If you’re reading this article, there is a good chance that you enjoy hiking or you want to get started doing it. It tracks that either way, that you might wonder how hiking shoes should fit. A lot of people get the wrong impression on this situation honestly.
Seriously, you’d be surprised how many people actually get this wrong. Hiking shoes are not supposed to fit like other shoes, funny enough. A lot of this really comes down to what happens while you hike as opposed to other activities.
For example, if you play football then the cleats you wear will need to be tight on your feet. You do not want them to fall off as you’re running down the field. With all the potential movements and cuts you make, whether on offense or defense, you’re going to need them to stay on.
If you’re just wearing shoes to play basketball, the same premise. You want them to be sneakers that are a bit wider but still stay on tight. The same goes for soccer. As both are cardio driven, you need them to be on you but not be overly tight either.
Therefore, you should consider how hiking shoes need to fit a specific way.
They Need To Be Larger
Most hiking shoes or boots will usually need to be larger than your average shoes. There are a few reasons for this. The most important thing to remember is that just like with the other shoes mentioned above, they need to be able to fit your feet and stay on.
However, there is a big difference in HOW they need to fit. Unlike with the other shoes, hiking tends to inflame your feet due to all your putting them through on a hike. As a result, your feet actually get larger inside the shoes.
This is why after long walks where your feet are killing you, it is likely that you feel like it was harder to get your shoes off than it was to put them on. Well, it was because your feet are slightly larger right then.
This Is Also Natural:
Our feet get larger during the day regardless of what we’re doing too. Many feel this is due to body fluid and gravity. Since we’re getting home from work and propping our feet up, then going to bed with our feet up…we’re not really getting a lot of fluid to travel downward.
As a result, you’re naturally going to experience a situation when fluid is not building up. Now, add in that gravity that you experience throughout the day. You get home to pull off your shoes, and then they seem larger than normal.
Most of us have gotten used to this and think nothing of it. Yet it is simply a natural occurrence of gravity on the human body. Isn’t science cool?!?
NOW add in this normal rate of change with your feet AND THEN add in potential inflammation from hiking. Starting to see why getting a larger shoe makes sense for hiking?
It’s A Blood Thing:
When our body gets inflamed, it’s also getting warm too. This is why you can touch something inflamed on your body and can feel the heat radiating off of the area. Meanwhile, normal movement and friction will make your feet warmer in general.
On top of this, you are going to get hot and sweaty while hiking likely no matter the temperature outside. Due to this, your body will also get warm too. That only makes sense to travel down to our feet.
It is said that most of our body heat escapes from the head and the feet. If this is to be believed, then it makes sense that the foot area will get warmer. Therefore, enlarging our feet as we’re hiking too.

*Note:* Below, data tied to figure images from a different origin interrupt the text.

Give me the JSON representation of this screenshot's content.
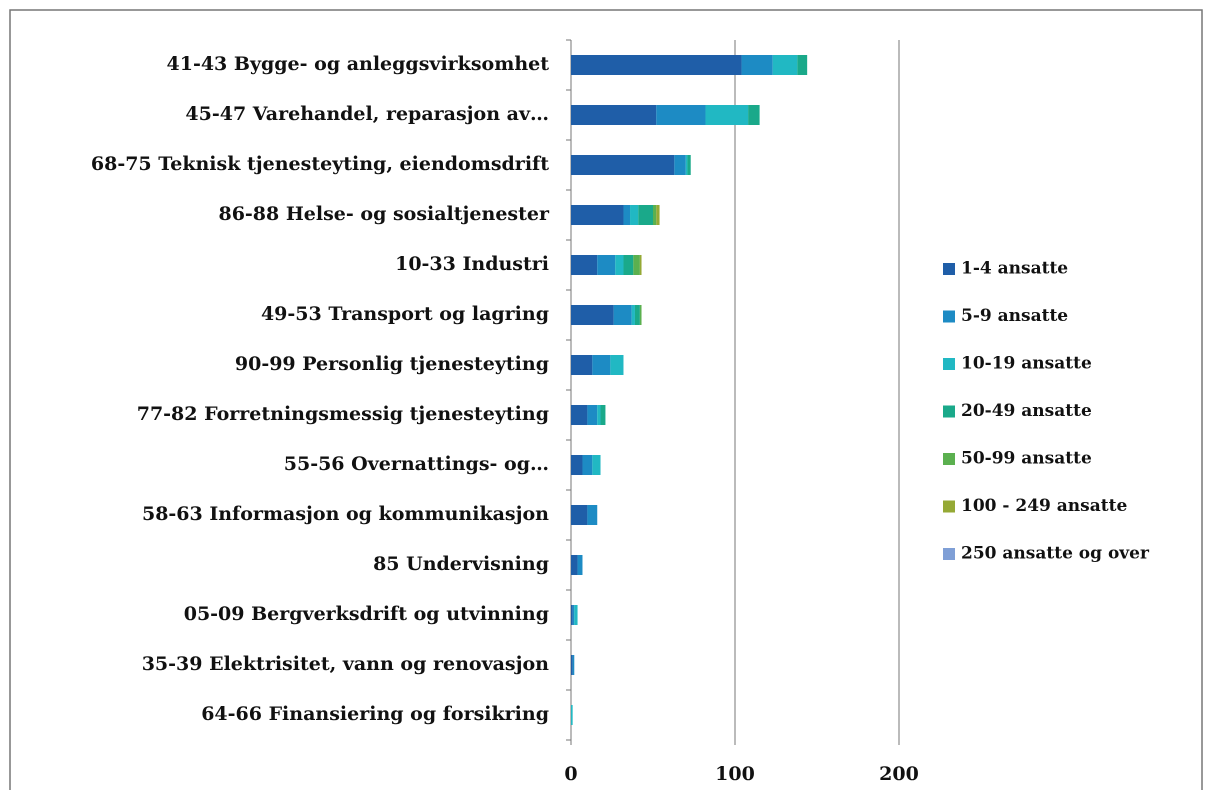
{
  "chart_data": {
    "type": "stacked-barh",
    "categories": [
      "41-43 Bygge- og anleggsvirksomhet",
      "45-47 Varehandel, reparasjon av…",
      "68-75 Teknisk tjenesteyting, eiendomsdrift",
      "86-88 Helse- og sosialtjenester",
      "10-33 Industri",
      "49-53 Transport og lagring",
      "90-99 Personlig tjenesteyting",
      "77-82 Forretningsmessig tjenesteyting",
      "55-56 Overnattings- og…",
      "58-63 Informasjon og kommunikasjon",
      "85 Undervisning",
      "05-09 Bergverksdrift og utvinning",
      "35-39 Elektrisitet, vann og renovasjon",
      "64-66 Finansiering og forsikring"
    ],
    "series": [
      {
        "name": "1-4 ansatte",
        "color": "#1f5ea8",
        "values": [
          104,
          52,
          63,
          32,
          16,
          26,
          13,
          10,
          7,
          10,
          4,
          1,
          1,
          0
        ]
      },
      {
        "name": "5-9 ansatte",
        "color": "#1d8bc4",
        "values": [
          19,
          30,
          7,
          4,
          11,
          11,
          11,
          6,
          6,
          6,
          3,
          1,
          1,
          0
        ]
      },
      {
        "name": "10-19 ansatte",
        "color": "#21b8c3",
        "values": [
          15,
          26,
          1,
          5,
          5,
          2,
          8,
          2,
          5,
          0,
          0,
          2,
          0,
          1
        ]
      },
      {
        "name": "20-49 ansatte",
        "color": "#1aa98a",
        "values": [
          6,
          7,
          2,
          9,
          6,
          3,
          0,
          3,
          0,
          0,
          0,
          0,
          0,
          0
        ]
      },
      {
        "name": "50-99 ansatte",
        "color": "#5bb04f",
        "values": [
          0,
          0,
          0,
          2,
          4,
          1,
          0,
          0,
          0,
          0,
          0,
          0,
          0,
          0
        ]
      },
      {
        "name": "100 - 249 ansatte",
        "color": "#95a935",
        "values": [
          0,
          0,
          0,
          2,
          1,
          0,
          0,
          0,
          0,
          0,
          0,
          0,
          0,
          0
        ]
      },
      {
        "name": "250 ansatte og over",
        "color": "#7f9fd6",
        "values": [
          0,
          0,
          0,
          0,
          0,
          0,
          0,
          0,
          0,
          0,
          0,
          0,
          0,
          0
        ]
      }
    ],
    "xlim": [
      0,
      200
    ],
    "xticks": [
      0,
      100,
      200
    ],
    "grid": true,
    "legend": "right"
  }
}
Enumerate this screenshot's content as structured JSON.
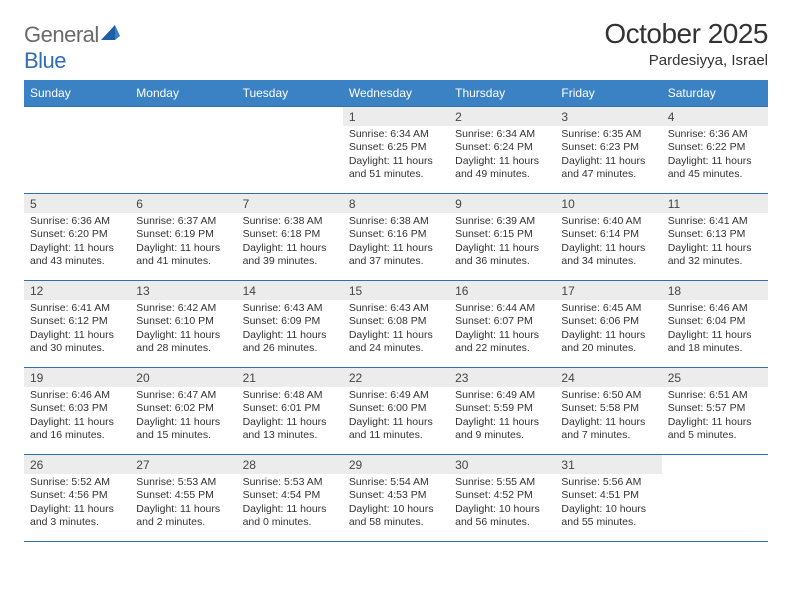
{
  "brand": {
    "word1": "General",
    "word2": "Blue"
  },
  "title": "October 2025",
  "subtitle": "Pardesiyya, Israel",
  "colors": {
    "header_bg": "#3b82c4",
    "accent_line": "#2f6fb2",
    "daynum_bg": "#ececec",
    "text": "#333333",
    "logo_grey": "#6a6a6a"
  },
  "dayNames": [
    "Sunday",
    "Monday",
    "Tuesday",
    "Wednesday",
    "Thursday",
    "Friday",
    "Saturday"
  ],
  "weeks": [
    [
      {
        "n": "",
        "sr": "",
        "ss": "",
        "dl": "",
        "empty": true
      },
      {
        "n": "",
        "sr": "",
        "ss": "",
        "dl": "",
        "empty": true
      },
      {
        "n": "",
        "sr": "",
        "ss": "",
        "dl": "",
        "empty": true
      },
      {
        "n": "1",
        "sr": "Sunrise: 6:34 AM",
        "ss": "Sunset: 6:25 PM",
        "dl": "Daylight: 11 hours and 51 minutes."
      },
      {
        "n": "2",
        "sr": "Sunrise: 6:34 AM",
        "ss": "Sunset: 6:24 PM",
        "dl": "Daylight: 11 hours and 49 minutes."
      },
      {
        "n": "3",
        "sr": "Sunrise: 6:35 AM",
        "ss": "Sunset: 6:23 PM",
        "dl": "Daylight: 11 hours and 47 minutes."
      },
      {
        "n": "4",
        "sr": "Sunrise: 6:36 AM",
        "ss": "Sunset: 6:22 PM",
        "dl": "Daylight: 11 hours and 45 minutes."
      }
    ],
    [
      {
        "n": "5",
        "sr": "Sunrise: 6:36 AM",
        "ss": "Sunset: 6:20 PM",
        "dl": "Daylight: 11 hours and 43 minutes."
      },
      {
        "n": "6",
        "sr": "Sunrise: 6:37 AM",
        "ss": "Sunset: 6:19 PM",
        "dl": "Daylight: 11 hours and 41 minutes."
      },
      {
        "n": "7",
        "sr": "Sunrise: 6:38 AM",
        "ss": "Sunset: 6:18 PM",
        "dl": "Daylight: 11 hours and 39 minutes."
      },
      {
        "n": "8",
        "sr": "Sunrise: 6:38 AM",
        "ss": "Sunset: 6:16 PM",
        "dl": "Daylight: 11 hours and 37 minutes."
      },
      {
        "n": "9",
        "sr": "Sunrise: 6:39 AM",
        "ss": "Sunset: 6:15 PM",
        "dl": "Daylight: 11 hours and 36 minutes."
      },
      {
        "n": "10",
        "sr": "Sunrise: 6:40 AM",
        "ss": "Sunset: 6:14 PM",
        "dl": "Daylight: 11 hours and 34 minutes."
      },
      {
        "n": "11",
        "sr": "Sunrise: 6:41 AM",
        "ss": "Sunset: 6:13 PM",
        "dl": "Daylight: 11 hours and 32 minutes."
      }
    ],
    [
      {
        "n": "12",
        "sr": "Sunrise: 6:41 AM",
        "ss": "Sunset: 6:12 PM",
        "dl": "Daylight: 11 hours and 30 minutes."
      },
      {
        "n": "13",
        "sr": "Sunrise: 6:42 AM",
        "ss": "Sunset: 6:10 PM",
        "dl": "Daylight: 11 hours and 28 minutes."
      },
      {
        "n": "14",
        "sr": "Sunrise: 6:43 AM",
        "ss": "Sunset: 6:09 PM",
        "dl": "Daylight: 11 hours and 26 minutes."
      },
      {
        "n": "15",
        "sr": "Sunrise: 6:43 AM",
        "ss": "Sunset: 6:08 PM",
        "dl": "Daylight: 11 hours and 24 minutes."
      },
      {
        "n": "16",
        "sr": "Sunrise: 6:44 AM",
        "ss": "Sunset: 6:07 PM",
        "dl": "Daylight: 11 hours and 22 minutes."
      },
      {
        "n": "17",
        "sr": "Sunrise: 6:45 AM",
        "ss": "Sunset: 6:06 PM",
        "dl": "Daylight: 11 hours and 20 minutes."
      },
      {
        "n": "18",
        "sr": "Sunrise: 6:46 AM",
        "ss": "Sunset: 6:04 PM",
        "dl": "Daylight: 11 hours and 18 minutes."
      }
    ],
    [
      {
        "n": "19",
        "sr": "Sunrise: 6:46 AM",
        "ss": "Sunset: 6:03 PM",
        "dl": "Daylight: 11 hours and 16 minutes."
      },
      {
        "n": "20",
        "sr": "Sunrise: 6:47 AM",
        "ss": "Sunset: 6:02 PM",
        "dl": "Daylight: 11 hours and 15 minutes."
      },
      {
        "n": "21",
        "sr": "Sunrise: 6:48 AM",
        "ss": "Sunset: 6:01 PM",
        "dl": "Daylight: 11 hours and 13 minutes."
      },
      {
        "n": "22",
        "sr": "Sunrise: 6:49 AM",
        "ss": "Sunset: 6:00 PM",
        "dl": "Daylight: 11 hours and 11 minutes."
      },
      {
        "n": "23",
        "sr": "Sunrise: 6:49 AM",
        "ss": "Sunset: 5:59 PM",
        "dl": "Daylight: 11 hours and 9 minutes."
      },
      {
        "n": "24",
        "sr": "Sunrise: 6:50 AM",
        "ss": "Sunset: 5:58 PM",
        "dl": "Daylight: 11 hours and 7 minutes."
      },
      {
        "n": "25",
        "sr": "Sunrise: 6:51 AM",
        "ss": "Sunset: 5:57 PM",
        "dl": "Daylight: 11 hours and 5 minutes."
      }
    ],
    [
      {
        "n": "26",
        "sr": "Sunrise: 5:52 AM",
        "ss": "Sunset: 4:56 PM",
        "dl": "Daylight: 11 hours and 3 minutes."
      },
      {
        "n": "27",
        "sr": "Sunrise: 5:53 AM",
        "ss": "Sunset: 4:55 PM",
        "dl": "Daylight: 11 hours and 2 minutes."
      },
      {
        "n": "28",
        "sr": "Sunrise: 5:53 AM",
        "ss": "Sunset: 4:54 PM",
        "dl": "Daylight: 11 hours and 0 minutes."
      },
      {
        "n": "29",
        "sr": "Sunrise: 5:54 AM",
        "ss": "Sunset: 4:53 PM",
        "dl": "Daylight: 10 hours and 58 minutes."
      },
      {
        "n": "30",
        "sr": "Sunrise: 5:55 AM",
        "ss": "Sunset: 4:52 PM",
        "dl": "Daylight: 10 hours and 56 minutes."
      },
      {
        "n": "31",
        "sr": "Sunrise: 5:56 AM",
        "ss": "Sunset: 4:51 PM",
        "dl": "Daylight: 10 hours and 55 minutes."
      },
      {
        "n": "",
        "sr": "",
        "ss": "",
        "dl": "",
        "empty": true
      }
    ]
  ]
}
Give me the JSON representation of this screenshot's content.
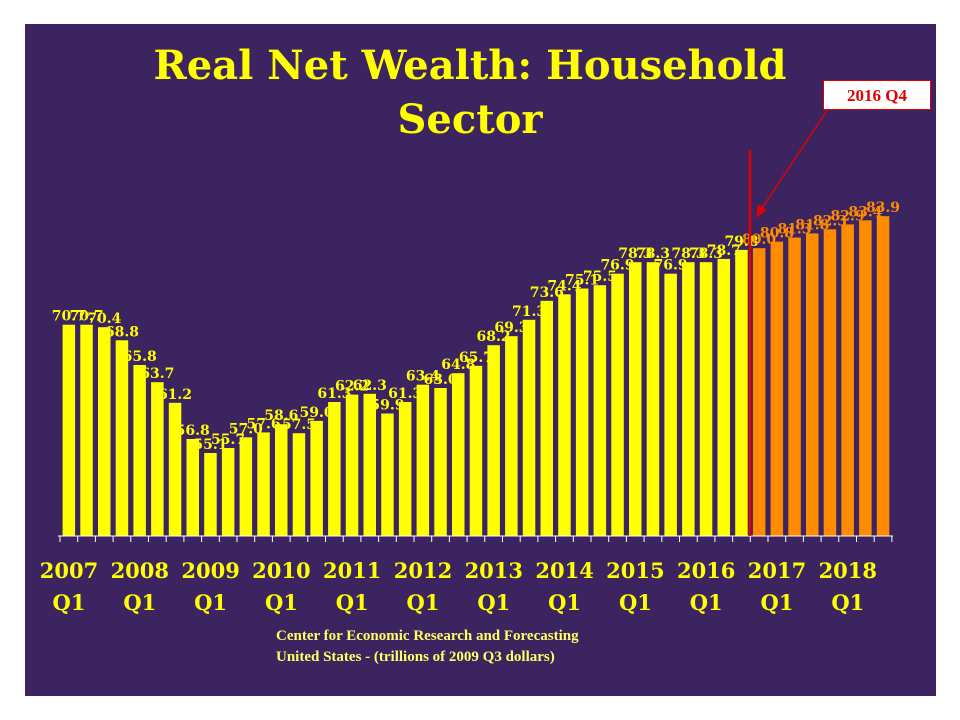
{
  "title": {
    "line1": "Real Net Wealth: Household",
    "line2": "Sector"
  },
  "source": {
    "line1": "Center for Economic Research and Forecasting",
    "line2": "United States - (trillions of 2009 Q3 dollars)"
  },
  "callout": {
    "label": "2016 Q4"
  },
  "colors": {
    "background": "#3b2460",
    "historical_bar": "#ffff00",
    "forecast_bar": "#ff8c00",
    "forecast_label": "#ff8c00",
    "marker": "#e00000"
  },
  "chart_data": {
    "type": "bar",
    "ylim": [
      45,
      90
    ],
    "grid": false,
    "legend": "none",
    "values": [
      70.7,
      70.7,
      70.4,
      68.8,
      65.8,
      63.7,
      61.2,
      56.8,
      55.1,
      55.7,
      57.0,
      57.6,
      58.6,
      57.5,
      59.0,
      61.3,
      62.2,
      62.3,
      59.9,
      61.3,
      63.4,
      63.0,
      64.8,
      65.7,
      68.2,
      69.3,
      71.3,
      73.6,
      74.4,
      75.1,
      75.5,
      76.9,
      78.3,
      78.3,
      76.9,
      78.3,
      78.3,
      78.7,
      79.8,
      80.0,
      80.8,
      81.3,
      81.8,
      82.3,
      82.9,
      83.4,
      83.9
    ],
    "forecast_start_index": 39,
    "x_labels": [
      {
        "year": "2007",
        "quarter": "Q1",
        "index": 0
      },
      {
        "year": "2008",
        "quarter": "Q1",
        "index": 4
      },
      {
        "year": "2009",
        "quarter": "Q1",
        "index": 8
      },
      {
        "year": "2010",
        "quarter": "Q1",
        "index": 12
      },
      {
        "year": "2011",
        "quarter": "Q1",
        "index": 16
      },
      {
        "year": "2012",
        "quarter": "Q1",
        "index": 20
      },
      {
        "year": "2013",
        "quarter": "Q1",
        "index": 24
      },
      {
        "year": "2014",
        "quarter": "Q1",
        "index": 28
      },
      {
        "year": "2015",
        "quarter": "Q1",
        "index": 32
      },
      {
        "year": "2016",
        "quarter": "Q1",
        "index": 36
      },
      {
        "year": "2017",
        "quarter": "Q1",
        "index": 40
      },
      {
        "year": "2018",
        "quarter": "Q1",
        "index": 44
      }
    ]
  }
}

Sometimes Bigger Is Better
Don’t tell Dave from your “microbiology” class, but bigger is better sometimes. Your ex-girlfriend told us it was the main reason for leaving you and she was right…not about the leaving you part but the larger part. You need larger shoes to hike in, but how much larger are we talking here?
The amount needs to be considered in one or two areas. This is, of course, all depending on if your feet are naturally wide or not too.
If they are wide, then you want to get a pair of shoes that are at least a full size bigger to give your wider foot a bit of extra room. If your feet are relatively normal, you can get something as simple as a half-size up.
This is because you’re not going to need them to be so large that they become useless to walk in. Even after your body gets going.
Wider feet need the one full-size difference because their feet will not only get larger from fluid build-up in length but also in width. Half a size won’t really be enough there, so one size up is likely the best thing you can do.
If the shoes or boots you’re using for hiking are made for wider feet anyway, then you might be able to take a shot on the half-size difference. We recommend shopping for these shoes near the end of the day. That way, you’ve put your feet in prime position to try the shoes out.